Dans les exploitations familiales de la région d’Ebebda, au Cameroun, les producteurs de cacao s’interrogent sur l’avenir de leur culture. Entre fluctuations des prix et défis logistiques, cette filière, pourtant stratégique pour l’économie locale, peine à trouver sa voie vers une stabilité durable.
Les cacaoculteurs camerounais, souvent organisés en petites exploitations, font face à des enjeux majeurs. « Les revenus générés par cette activité sont irréguliers, et les coûts de production augmentent sans cesse », confie un producteur sous couvert d’anonymat. Malgré les efforts des autorités pour moderniser le secteur, les résultats tardent à se concrétiser.
Les défis d’une filière en mutation
Plusieurs obstacles freinent la croissance de ce secteur vital. D’une part, la concurrence internationale pèse sur les prix, rendant les exportations moins rentables. D’autre part, les infrastructures défaillantes compliquent l’accès aux marchés et augmentent les frais de transport.

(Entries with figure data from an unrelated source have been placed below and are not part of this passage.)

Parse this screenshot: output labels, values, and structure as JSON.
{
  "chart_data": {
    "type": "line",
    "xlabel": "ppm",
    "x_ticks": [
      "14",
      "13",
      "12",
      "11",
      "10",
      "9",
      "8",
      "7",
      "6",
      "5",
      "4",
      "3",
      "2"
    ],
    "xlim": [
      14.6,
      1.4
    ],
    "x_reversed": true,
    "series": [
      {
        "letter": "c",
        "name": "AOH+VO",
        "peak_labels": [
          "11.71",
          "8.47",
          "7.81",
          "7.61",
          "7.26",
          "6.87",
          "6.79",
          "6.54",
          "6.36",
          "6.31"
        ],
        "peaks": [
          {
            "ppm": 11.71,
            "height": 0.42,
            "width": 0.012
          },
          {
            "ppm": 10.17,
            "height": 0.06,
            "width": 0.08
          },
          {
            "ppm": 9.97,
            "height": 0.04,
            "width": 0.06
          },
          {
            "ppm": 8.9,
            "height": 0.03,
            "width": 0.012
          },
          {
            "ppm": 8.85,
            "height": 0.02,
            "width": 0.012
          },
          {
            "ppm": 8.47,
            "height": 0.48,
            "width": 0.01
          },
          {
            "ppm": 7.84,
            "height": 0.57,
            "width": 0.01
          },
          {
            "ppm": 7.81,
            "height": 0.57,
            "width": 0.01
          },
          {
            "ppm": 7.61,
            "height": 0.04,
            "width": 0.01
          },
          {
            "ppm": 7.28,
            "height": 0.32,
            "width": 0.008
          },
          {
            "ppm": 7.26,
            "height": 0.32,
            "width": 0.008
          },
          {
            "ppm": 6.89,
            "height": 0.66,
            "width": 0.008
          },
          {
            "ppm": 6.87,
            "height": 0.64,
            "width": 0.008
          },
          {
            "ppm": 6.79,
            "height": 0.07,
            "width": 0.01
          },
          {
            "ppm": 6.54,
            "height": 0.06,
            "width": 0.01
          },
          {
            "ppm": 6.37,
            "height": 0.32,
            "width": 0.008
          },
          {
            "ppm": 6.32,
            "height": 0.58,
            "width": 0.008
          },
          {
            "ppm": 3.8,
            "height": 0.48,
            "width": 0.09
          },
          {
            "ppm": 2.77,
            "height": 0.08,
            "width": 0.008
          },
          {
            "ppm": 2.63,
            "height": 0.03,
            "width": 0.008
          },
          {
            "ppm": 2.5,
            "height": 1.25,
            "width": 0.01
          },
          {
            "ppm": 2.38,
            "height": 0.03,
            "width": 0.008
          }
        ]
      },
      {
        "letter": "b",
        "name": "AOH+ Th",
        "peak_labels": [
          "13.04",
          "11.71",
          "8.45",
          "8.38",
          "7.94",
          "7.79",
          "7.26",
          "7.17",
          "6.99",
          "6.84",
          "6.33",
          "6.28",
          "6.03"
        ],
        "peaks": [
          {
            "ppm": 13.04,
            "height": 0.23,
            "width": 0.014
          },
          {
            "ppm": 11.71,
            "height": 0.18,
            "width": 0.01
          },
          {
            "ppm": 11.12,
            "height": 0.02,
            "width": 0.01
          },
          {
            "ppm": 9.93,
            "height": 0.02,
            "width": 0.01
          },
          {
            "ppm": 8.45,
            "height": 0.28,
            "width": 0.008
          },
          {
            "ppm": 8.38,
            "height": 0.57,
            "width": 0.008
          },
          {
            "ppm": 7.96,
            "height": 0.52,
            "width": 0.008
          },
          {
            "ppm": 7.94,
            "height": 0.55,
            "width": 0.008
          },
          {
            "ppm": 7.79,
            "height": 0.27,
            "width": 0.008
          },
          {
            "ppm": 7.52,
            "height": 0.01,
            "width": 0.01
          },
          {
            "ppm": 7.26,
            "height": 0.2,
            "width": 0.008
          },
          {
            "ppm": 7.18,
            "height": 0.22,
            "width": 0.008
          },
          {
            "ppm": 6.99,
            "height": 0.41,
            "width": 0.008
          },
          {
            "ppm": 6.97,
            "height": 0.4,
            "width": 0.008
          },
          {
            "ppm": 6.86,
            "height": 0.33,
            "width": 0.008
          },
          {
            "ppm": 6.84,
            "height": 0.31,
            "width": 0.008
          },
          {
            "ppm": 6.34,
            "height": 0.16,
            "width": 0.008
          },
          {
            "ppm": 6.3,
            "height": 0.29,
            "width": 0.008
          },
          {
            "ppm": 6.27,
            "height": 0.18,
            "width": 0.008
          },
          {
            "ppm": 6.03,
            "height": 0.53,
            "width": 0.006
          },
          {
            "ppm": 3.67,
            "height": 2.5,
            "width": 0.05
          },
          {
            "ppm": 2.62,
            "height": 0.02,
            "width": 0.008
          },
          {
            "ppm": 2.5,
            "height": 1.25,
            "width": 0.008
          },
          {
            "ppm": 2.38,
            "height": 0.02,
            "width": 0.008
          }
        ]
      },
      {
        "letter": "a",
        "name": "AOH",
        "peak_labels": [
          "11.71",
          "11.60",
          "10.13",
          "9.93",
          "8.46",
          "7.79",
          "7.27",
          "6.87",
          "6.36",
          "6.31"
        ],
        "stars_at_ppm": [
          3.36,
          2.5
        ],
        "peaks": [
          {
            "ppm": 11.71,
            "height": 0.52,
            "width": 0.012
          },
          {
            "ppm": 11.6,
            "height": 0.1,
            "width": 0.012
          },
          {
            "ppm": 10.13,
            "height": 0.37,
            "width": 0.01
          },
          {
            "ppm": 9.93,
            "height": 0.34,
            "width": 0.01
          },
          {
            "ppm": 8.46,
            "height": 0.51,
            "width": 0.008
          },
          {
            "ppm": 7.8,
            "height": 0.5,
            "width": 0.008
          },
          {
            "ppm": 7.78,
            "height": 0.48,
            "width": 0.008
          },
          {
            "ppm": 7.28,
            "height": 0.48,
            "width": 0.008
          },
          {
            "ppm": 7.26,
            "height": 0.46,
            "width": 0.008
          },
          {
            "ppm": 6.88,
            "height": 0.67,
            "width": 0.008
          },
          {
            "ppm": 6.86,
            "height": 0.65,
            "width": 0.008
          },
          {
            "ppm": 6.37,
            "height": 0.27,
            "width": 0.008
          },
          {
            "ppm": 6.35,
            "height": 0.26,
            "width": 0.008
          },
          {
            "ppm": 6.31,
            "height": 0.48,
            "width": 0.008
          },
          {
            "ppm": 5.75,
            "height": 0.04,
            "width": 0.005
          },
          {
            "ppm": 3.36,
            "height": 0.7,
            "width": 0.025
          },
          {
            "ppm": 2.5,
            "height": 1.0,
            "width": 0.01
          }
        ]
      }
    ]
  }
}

Les producteurs soulignent aussi le manque de formations adaptées et d’un soutien technique efficace. Sans accompagnement, les techniques de culture restent souvent rudimentaires, limitant les rendements et la qualité des fèves.
Initiatives locales et perspectives d’avenir
Face à ces difficultés, des initiatives émergent pour redynamiser la filière. Des coopératives locales tentent de regrouper les petits producteurs afin de mutualiser les ressources et négocier de meilleurs tarifs. Certaines exploitations se tournent vers des méthodes de culture biologique, répondant à une demande croissante des consommateurs européens.
Les autorités camerounaises ont également lancé des programmes pour améliorer la traçabilité et la qualité du cacao local. Ces mesures visent à renforcer la compétitivité du produit sur le marché mondial et à attirer davantage d’investisseurs.
Un secteur à fort potentiel, mais fragile
Malgré les défis, le Cameroun reste l’un des plus grands producteurs de cacao en Afrique centrale. Son cacao, réputé pour son arôme unique, pourrait séduire des marchés premium si les conditions s’améliorent.
Les producteurs espèrent que les réformes en cours porteront leurs fruits. « Nous avons besoin de stabilité pour investir dans l’avenir », affirme un responsable de coopérative. Pour l’instant, l’attente persiste, mais les signes d’un renouveau se multiplient.
En attendant, les cacaoculteurs camerounais continuent de travailler avec détermination, malgré les incertitudes qui pèsent sur leur quotidien.